Marque employeur, storytelling RH, attractivité... Ces mots circulent beaucoup, mais sont-ils vraiment adaptés à la fonction publique ? Dans cet épisode, Sigrid Berger propose une lecture bien plus fine et utile : celle de l'identité employeur. Une approche réaliste, ancrée dans le quotidien des collectivités et des agents.
Ce sujet est capital dans un contexte de tensions sur le recrutement, de perte de sens et de désengagement. Poser les bases d’une identité employeur sincère, c’est offrir aux agents une boussole et aux candidats un cap. Bref, un levier stratégique pour les RH publiques.
« on ne crée pas une marque employeur, on la développe. »
Sigrid Berger est administratrice territoriale et fondatrice de la plateforme Profil Public, lancée en octobre 2018. Diplômée de Sciences Po Paris et de l'Institut national des études territoriales (INET), elle a travaillé pendant cinq ans à la Région Hauts-de-France, puis à la Direction générale de Pôle emploi .
Son objectif avec Profil Public est de moderniser le recrutement dans le secteur public en valorisant l'identité employeur des institutions .
La “marque employeur” est devenue un passage obligé des discours RH. Mais dans le service public, ce concept venu du privé montre vite ses limites. La marque suppose de séduire un “client”, de construire un récit attractif, souvent déconnecté du vécu réel des agents. Cette logique commerciale ne colle pas à la mission de service public, fondée sur le collectif, la continuité et la transparence.
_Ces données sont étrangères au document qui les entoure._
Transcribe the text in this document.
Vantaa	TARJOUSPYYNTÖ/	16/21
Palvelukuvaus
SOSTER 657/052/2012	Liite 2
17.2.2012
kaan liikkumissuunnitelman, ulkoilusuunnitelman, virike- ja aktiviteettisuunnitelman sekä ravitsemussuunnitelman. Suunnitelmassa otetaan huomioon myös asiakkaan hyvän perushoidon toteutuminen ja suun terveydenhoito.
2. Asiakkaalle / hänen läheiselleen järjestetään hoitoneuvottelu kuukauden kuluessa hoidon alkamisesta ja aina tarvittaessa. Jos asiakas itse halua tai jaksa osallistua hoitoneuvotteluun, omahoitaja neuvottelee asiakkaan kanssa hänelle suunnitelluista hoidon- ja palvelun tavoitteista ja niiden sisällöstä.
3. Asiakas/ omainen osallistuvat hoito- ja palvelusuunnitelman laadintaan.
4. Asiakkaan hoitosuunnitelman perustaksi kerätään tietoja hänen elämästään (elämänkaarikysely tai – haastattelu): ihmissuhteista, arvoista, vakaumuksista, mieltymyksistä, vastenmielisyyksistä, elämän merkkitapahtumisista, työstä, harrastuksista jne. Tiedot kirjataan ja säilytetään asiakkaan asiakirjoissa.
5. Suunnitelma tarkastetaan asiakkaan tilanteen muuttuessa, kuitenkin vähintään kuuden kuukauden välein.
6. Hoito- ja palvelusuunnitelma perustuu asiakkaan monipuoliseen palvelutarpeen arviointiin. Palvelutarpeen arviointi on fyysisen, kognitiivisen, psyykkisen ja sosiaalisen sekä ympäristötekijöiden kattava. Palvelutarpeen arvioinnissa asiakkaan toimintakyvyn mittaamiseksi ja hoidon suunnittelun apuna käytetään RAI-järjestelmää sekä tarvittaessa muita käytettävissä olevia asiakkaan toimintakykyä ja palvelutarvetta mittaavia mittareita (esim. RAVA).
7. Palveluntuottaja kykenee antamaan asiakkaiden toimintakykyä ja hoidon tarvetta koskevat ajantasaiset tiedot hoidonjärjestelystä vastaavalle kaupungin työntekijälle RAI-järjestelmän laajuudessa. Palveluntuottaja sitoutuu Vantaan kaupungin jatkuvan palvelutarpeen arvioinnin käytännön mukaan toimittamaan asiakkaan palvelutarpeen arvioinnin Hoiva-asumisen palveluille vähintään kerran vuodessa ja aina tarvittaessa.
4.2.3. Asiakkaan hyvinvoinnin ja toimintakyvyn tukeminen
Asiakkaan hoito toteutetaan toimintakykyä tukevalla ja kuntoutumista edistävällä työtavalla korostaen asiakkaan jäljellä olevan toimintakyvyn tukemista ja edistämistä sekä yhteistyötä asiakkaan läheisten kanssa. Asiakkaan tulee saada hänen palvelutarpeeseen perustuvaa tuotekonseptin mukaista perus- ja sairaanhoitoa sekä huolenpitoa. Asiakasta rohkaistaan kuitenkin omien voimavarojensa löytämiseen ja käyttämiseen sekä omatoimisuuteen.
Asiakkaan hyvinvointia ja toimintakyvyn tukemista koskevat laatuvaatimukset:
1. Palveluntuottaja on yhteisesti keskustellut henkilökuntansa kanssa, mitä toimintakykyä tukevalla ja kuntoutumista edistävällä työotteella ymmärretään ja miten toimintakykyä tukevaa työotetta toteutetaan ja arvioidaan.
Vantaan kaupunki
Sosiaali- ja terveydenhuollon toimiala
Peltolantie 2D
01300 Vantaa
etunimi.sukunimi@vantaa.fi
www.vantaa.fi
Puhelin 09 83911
Réduire l’attractivité d’un employeur public à une stratégie de communication revient à ignorer ce qui fait sa spécificité : la vocation, la stabilité, la contribution à l’intérêt général. Ce n’est pas une “image” qu’il faut polir, mais une réalité vécue à valoriser. Le secteur public n’a pas besoin d’une marque, mais d’un récit sincère sur ce qu’il est et sur ce qu’il offre réellement à celles et ceux qui y travaillent.
Parler d’identité employeur change la perspective. Il ne s’agit plus de vendre, mais de se définir. Une identité employeur crédible repose sur des fondations concrètes : des valeurs incarnées, une vision claire du travail public, une culture managériale alignée avec les besoins des agents.
Cette identité se nourrit du quotidien : conditions de travail, modes de collaboration, attention portée aux parcours, reconnaissance, équilibre entre engagement et vie personnelle. Elle se construit d’abord de l’intérieur, dans les pratiques RH et managériales, avant de se diffuser à l’extérieur.
Une collectivité, une administration, une université ou un hôpital peuvent alors affirmer une personnalité propre, ancrée dans leur mission et leur territoire. L’identité employeur devient ainsi un levier de cohérence : elle relie la promesse faite aux candidats à la réalité vécue par les agents.
L’identité employeur ne se décrète pas, elle se vit au quotidien — et ce sont les managers qui en sont les premiers vecteurs. Leur rôle est central : ils traduisent les valeurs de l’organisation dans les gestes du management, les échanges, les décisions.
Un discours RH, aussi travaillé soit-il, reste creux si le management ne le relaie pas dans la pratique. C’est au niveau des équipes que l’identité employeur prend corps : dans la qualité des relations, la clarté des objectifs, la possibilité d’expérimenter ou de progresser.
Pour qu’elle soit crédible, cette identité doit donc être co-construite avec les managers, en intégrant leur expérience et leurs contraintes. En retour, cela redonne du sens à leur mission : faire grandir leurs équipes, pas seulement atteindre des objectifs.
L’identité employeur, quand elle est incarnée, devient un outil de fidélisation autant qu’un moteur d’engagement collectif.